Le Mégamix

Le Mégamix

Un max de décibels, de croches, de blanches et de noires. Un mix d’images, de cases, de bulles et de pages : sélection mensuelle sous forme de grand mezze par Emmanuel Dosda

SACRÉS FRANÇAIS

Après avoir sélectionné une centaine d’albums électroniques phares (Electro 100), Olivier Pernot fait le tri dans sa discothèque afin de retenir cent disques emblématiques de la French Touch. Pour Le Mot et le reste, il fait le focus sur ceux qui marquèrent leur époque et resteront des jalons, Motorbass, Air, les Daft, DJ Cam, Super Discount, M83, TTC, Mirwais… Si certains choix nous interpellent (l’EDM bling-bling de David Guetta, sérieux ?) ou nous surprennent (la world synthétoc de Deep Forest, vraiment ?), c’est que le journaliste a sans doute rangé ses goûts personnels dans son flycase pour remettre les pendules à l’heure : Guetta, par exemple, n’est pas un arriviste, mais un activiste de la première heure. Chipotons : pourquoi accorder deux pages à la disco botoxée de Bob Sinclar et une simple note à Money Penny Project ? Sans doute pour ne pas gâcher notre plaisir à contester, protester et donc participer au livre de Pernot qui revient sur 25 ans d’electro, de Daft Punk à Rone, en passant par Mr Oizo, Troublemakers ou Acid Arab. Un 1/4 de siècle de musique de France.

lemotetlereste.com

HEY, KAREN !

Pour la bande d’artistes bohèmes new-yorkais avec laquelle Karen Dalton (BD éditée par Sarbacane) traîne, la victoire de Kennedy est un signe qui ne trompe pas : la société change, et l’art doit accompagner « la construction d’une société nouvelle ». Elle écoute l’Anthology of American folk music de Lomax et tente d’écrire des morceaux en rupture avec la mièvrerie ambiante, dans les effluves maltées de whisky et les vapeurs de beuh, les yeux clos, munie de son banjo. La BD de Cédric Rassat (auteur) et Ana Rousse (dessins) est un voyage à travers les sixties : profitez des paysages, beaux comme des gravures à la pointe sèche, et des scènes de trip à la semblance d’affiches psychés.

editions-sarbacane.com

LA VIE MODERNE

L’immense Agnès Varda et JR, les yeux éternellement planqués derrière ses lunettes noires, sillonnent les routes de France, à la manière de Depardon, pour capturer des images des personnes qu’ils rencontrent, puis les coller en grand sur les murs défraichis de bleds hexagonaux. Parfois, il y a des larmes, comme celles de Jeannine, “résistante” refusant de quitter son logement coron, lorsqu’elle découvre son portrait recouvrant sa demeure de briques.

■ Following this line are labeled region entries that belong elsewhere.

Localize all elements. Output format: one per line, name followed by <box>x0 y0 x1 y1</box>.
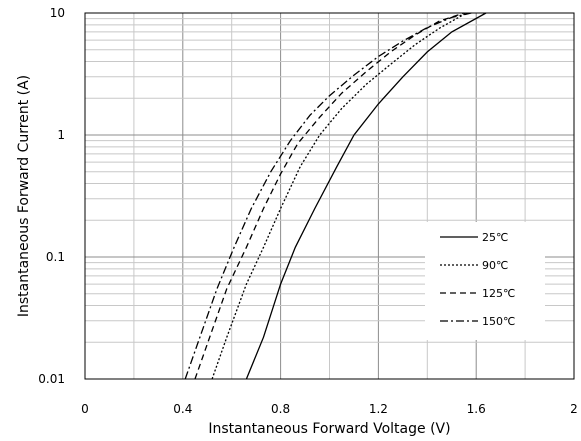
series-layer <box>184 12 487 380</box>
x-tick-label: 0.4 <box>173 402 192 416</box>
x-tick-label: 1.6 <box>467 402 486 416</box>
x-tick-labels: 0 0.4 0.8 1.2 1.6 2 <box>81 402 578 416</box>
y-tick-label: 10 <box>50 6 65 20</box>
series-line-2 <box>194 12 465 380</box>
y-tick-label: 0.01 <box>38 372 65 386</box>
y-axis-label: Instantaneous Forward Current (A) <box>16 75 32 317</box>
y-tick-label: 0.1 <box>46 250 65 264</box>
x-tick-label: 0.8 <box>271 402 290 416</box>
plot-frame <box>84 12 575 380</box>
series-line-3 <box>184 12 472 380</box>
legend: 25℃ 90℃ 125℃ 150℃ <box>425 222 545 340</box>
legend-label-3: 150℃ <box>482 315 515 328</box>
y-tick-label: 1 <box>57 128 65 142</box>
series-line-0 <box>245 12 487 380</box>
legend-box <box>425 222 545 340</box>
x-tick-label: 1.2 <box>369 402 388 416</box>
legend-label-1: 90℃ <box>482 259 508 272</box>
x-tick-label: 2 <box>570 402 578 416</box>
legend-label-2: 125℃ <box>482 287 515 300</box>
x-axis-label: Instantaneous Forward Voltage (V) <box>208 421 450 437</box>
series-line-1 <box>211 12 467 380</box>
y-tick-labels: 0.01 0.1 1 10 <box>38 6 65 386</box>
x-tick-label: 0 <box>81 402 89 416</box>
legend-label-0: 25℃ <box>482 231 508 244</box>
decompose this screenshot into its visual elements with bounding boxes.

La glaneuse et le street artiste placardent des femmes et des hommes dans un monde qui se déshumanise : merci à eux d’avoir tourné le road-movie Visages Villages (DVD édité par Le Pacte) avant qu’il ne disparaisse.

le-pacte.com

FAITES LE MUR

Tout n’était sans doute pas si facile pour ces gamins se réunissant sur un terrain vague Porte de La Chapelle, envahi pas les ordures, une « dent creuse au milieu du béton » dans un quartier populaire, sorte de Bronx à la française. Sauf qu’une fois le mur sauté, toute une heureuse faune hip-hop s’agite : Dee Nasty mixant sur des platines posées sur un meuble chancelant, les jeunes NTM buvant des canettes ou, même, Azzedine Alaïa, radieux, parmi les b-boys parisiens. Il y a aussi beaucoup d’anonymes dansant et riant, écharpe Burberry autour du coup et bombe de peinture à la main. Les clichés de Yoshi Omori documentent un Mouvement (Le Mot et le reste) en plein essor, une courte période (1984-1987) où le monde de demain se dessine. Un livre de photos qui rafraîchi la tête, comme le vante l’affiche pour FR3 placardée à La Chapelle.

lemotetlereste.com

FEST-NOIZ

« Je n’en reviens toujours pas d’être devenu ami avec un de mes héros de jeunesse ! » À l’issue du poignant concert (au Point d’eau d’Ostwald) en terres No Land (édité par World Village), Olivier Mellano, qui a pourtant prêté main forte aux plus grands, nous confie son admiration pour Brendan Perry, voix ténébreuse de Dead Can Dance, qui chante – en kilt – sur la musique hypnotique du guitariste, accompagné par la trentaine de musiciens du Bagad de Cesson. Avec ce projet, les frontières s’estompent et les sonorités bretonnes, parfois martiales, se marient à la musique répétitive d’un Terry Riley. L’étendard d’un « non-pays » claque au vent et les derviches tournent en compagnie de Bigoudènes.